Mãe atacada com foice segue em estado grave após ver morte de bebê
Informação inicial apontava morte da vítima, mas hospital confirmou que ela segue internada em estado grave

A mulher que foi ferida a golpes de foice durante um ataque dentro de casa, na madrugada deste domingo (30), em Aral Moreira, segue viva e internada em estado grave na UTI (Unidade de Terapia Intensiva) do Hospital da Vida, em Dourados. A informação sobre a morte da vítima foi corrigida pela Polícia Civil na manhã desta segunda-feira (31).
Inicialmente, a informação recebida pela polícia na Delegacia de Coronel Sapucaia era de que a mulher não havia resistido aos ferimentos. No entanto, após contato direto com o Hospital da Vida, o delegado Lucas Calixto, responsável pelas investigações, confirmou que ela permanece hospitalizada.
A mulher é mãe do bebê de cinco meses que morreu durante o mesmo ataque.
Ataque aconteceu durante a madrugada
O crime ocorreu por volta das 2 horas, em uma residência de Aral Moreira, na região de fronteira de Mato Grosso do Sul com o Paraguai.
Conforme registrado no boletim de ocorrência, o suspeito teria invadido a casa da família e utilizado uma foice para atacar as vítimas. A arma foi apreendida pelas autoridades com vestígios de sangue.
A mulher foi socorrida pelo Corpo de Bombeiros em estado grave e posteriormente encaminhada ao Hospital da Vida, em Dourados, onde permanece internada na UTI.
Criança conseguiu fugir e pedir ajuda
Durante o ataque, uma criança de 5 anos que estava na residência conseguiu fugir para uma área de matagal. Posteriormente, ela pediu ajuda a moradores da região.
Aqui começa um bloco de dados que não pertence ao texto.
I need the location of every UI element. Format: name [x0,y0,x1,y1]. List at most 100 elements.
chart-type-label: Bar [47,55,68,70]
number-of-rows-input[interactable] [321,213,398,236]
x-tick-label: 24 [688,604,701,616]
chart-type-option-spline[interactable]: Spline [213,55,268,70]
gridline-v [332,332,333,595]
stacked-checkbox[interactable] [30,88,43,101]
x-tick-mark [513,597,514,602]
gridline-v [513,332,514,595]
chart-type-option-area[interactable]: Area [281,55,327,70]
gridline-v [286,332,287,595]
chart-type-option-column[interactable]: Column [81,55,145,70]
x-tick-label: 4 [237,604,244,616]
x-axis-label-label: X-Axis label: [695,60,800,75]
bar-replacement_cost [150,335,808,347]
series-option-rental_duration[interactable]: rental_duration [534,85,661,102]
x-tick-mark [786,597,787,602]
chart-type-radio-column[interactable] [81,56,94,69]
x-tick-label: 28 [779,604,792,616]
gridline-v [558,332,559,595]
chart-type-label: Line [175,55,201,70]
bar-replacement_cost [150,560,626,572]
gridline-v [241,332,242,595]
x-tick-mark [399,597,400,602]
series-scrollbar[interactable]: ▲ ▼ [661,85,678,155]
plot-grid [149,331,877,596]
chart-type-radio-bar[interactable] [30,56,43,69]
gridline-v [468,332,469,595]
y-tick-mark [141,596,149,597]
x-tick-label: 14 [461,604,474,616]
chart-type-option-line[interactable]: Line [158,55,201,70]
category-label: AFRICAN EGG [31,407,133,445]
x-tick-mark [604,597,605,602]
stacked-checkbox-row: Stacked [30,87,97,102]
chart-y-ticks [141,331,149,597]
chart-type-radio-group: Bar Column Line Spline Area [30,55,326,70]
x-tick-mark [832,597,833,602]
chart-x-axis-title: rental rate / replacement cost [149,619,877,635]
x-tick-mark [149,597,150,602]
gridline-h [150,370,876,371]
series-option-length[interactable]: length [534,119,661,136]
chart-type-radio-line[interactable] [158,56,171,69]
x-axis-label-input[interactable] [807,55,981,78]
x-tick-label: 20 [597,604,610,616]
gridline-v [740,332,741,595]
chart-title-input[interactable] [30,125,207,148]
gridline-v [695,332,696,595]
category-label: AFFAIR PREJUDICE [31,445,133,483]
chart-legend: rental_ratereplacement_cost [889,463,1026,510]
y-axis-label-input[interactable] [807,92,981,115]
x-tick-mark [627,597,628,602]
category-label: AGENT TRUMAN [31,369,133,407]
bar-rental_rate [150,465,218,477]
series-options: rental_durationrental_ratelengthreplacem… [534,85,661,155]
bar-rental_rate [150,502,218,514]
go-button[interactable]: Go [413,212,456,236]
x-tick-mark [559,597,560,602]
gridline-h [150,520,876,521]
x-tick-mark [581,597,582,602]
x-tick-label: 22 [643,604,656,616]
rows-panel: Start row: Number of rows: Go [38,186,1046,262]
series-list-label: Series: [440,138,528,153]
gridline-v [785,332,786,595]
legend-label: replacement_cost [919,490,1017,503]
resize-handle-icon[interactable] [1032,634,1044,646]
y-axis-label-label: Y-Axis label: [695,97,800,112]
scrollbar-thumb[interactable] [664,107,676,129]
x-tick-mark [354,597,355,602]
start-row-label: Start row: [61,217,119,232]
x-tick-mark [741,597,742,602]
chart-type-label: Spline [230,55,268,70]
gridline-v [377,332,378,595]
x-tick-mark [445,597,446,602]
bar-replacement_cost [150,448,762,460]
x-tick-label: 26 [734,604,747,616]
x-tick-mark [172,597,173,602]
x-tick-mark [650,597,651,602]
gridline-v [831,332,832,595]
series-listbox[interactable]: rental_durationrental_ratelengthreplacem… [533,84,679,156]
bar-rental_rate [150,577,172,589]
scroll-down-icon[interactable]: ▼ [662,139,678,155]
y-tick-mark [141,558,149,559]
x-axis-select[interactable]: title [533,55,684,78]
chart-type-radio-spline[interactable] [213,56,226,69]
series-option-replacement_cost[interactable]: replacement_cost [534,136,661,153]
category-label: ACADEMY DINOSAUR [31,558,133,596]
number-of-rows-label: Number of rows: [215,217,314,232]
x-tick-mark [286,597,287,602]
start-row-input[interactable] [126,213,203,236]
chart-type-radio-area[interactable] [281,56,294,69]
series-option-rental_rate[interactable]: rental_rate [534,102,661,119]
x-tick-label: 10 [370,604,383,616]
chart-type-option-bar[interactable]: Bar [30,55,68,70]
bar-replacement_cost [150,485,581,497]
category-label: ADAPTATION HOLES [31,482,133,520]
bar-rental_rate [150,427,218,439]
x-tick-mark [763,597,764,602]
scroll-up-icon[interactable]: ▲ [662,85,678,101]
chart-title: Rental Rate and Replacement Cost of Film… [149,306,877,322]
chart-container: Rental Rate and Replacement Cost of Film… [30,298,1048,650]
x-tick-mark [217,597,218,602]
A Polícia Nacional do Paraguai foi acionada e participou dos primeiros atendimentos, além de auxiliar na preservação do local até a chegada da Polícia Civil e da Polícia Científica de Mato Grosso do Sul.
Suspeita é de vingança
Segundo informações registradas pela polícia, o suspeito mora nas proximidades e teria admitido o ataque a populares, alegando que agiu por vingança.
A principal suspeita é de que a motivação esteja relacionada a um desentendimento anterior com o pai do bebê e marido da vítima. A discussão teria ligação com uma motocicleta que supostamente foi queimada.
O pai da criança chegou à residência após o crime. Conforme a polícia, ele apresentava sinais de embriaguez e afirmou que não presenciou o ataque.
Investigação continua
Com a correção da informação sobre o estado de saúde da mulher, ela permanece considerada vítima de tentativa de homicídio, enquanto a morte do bebê é investigada como homicídio qualificado.
O caso segue sob investigação da Polícia Civil.
Matéria editada às 11h50 para correção de informações.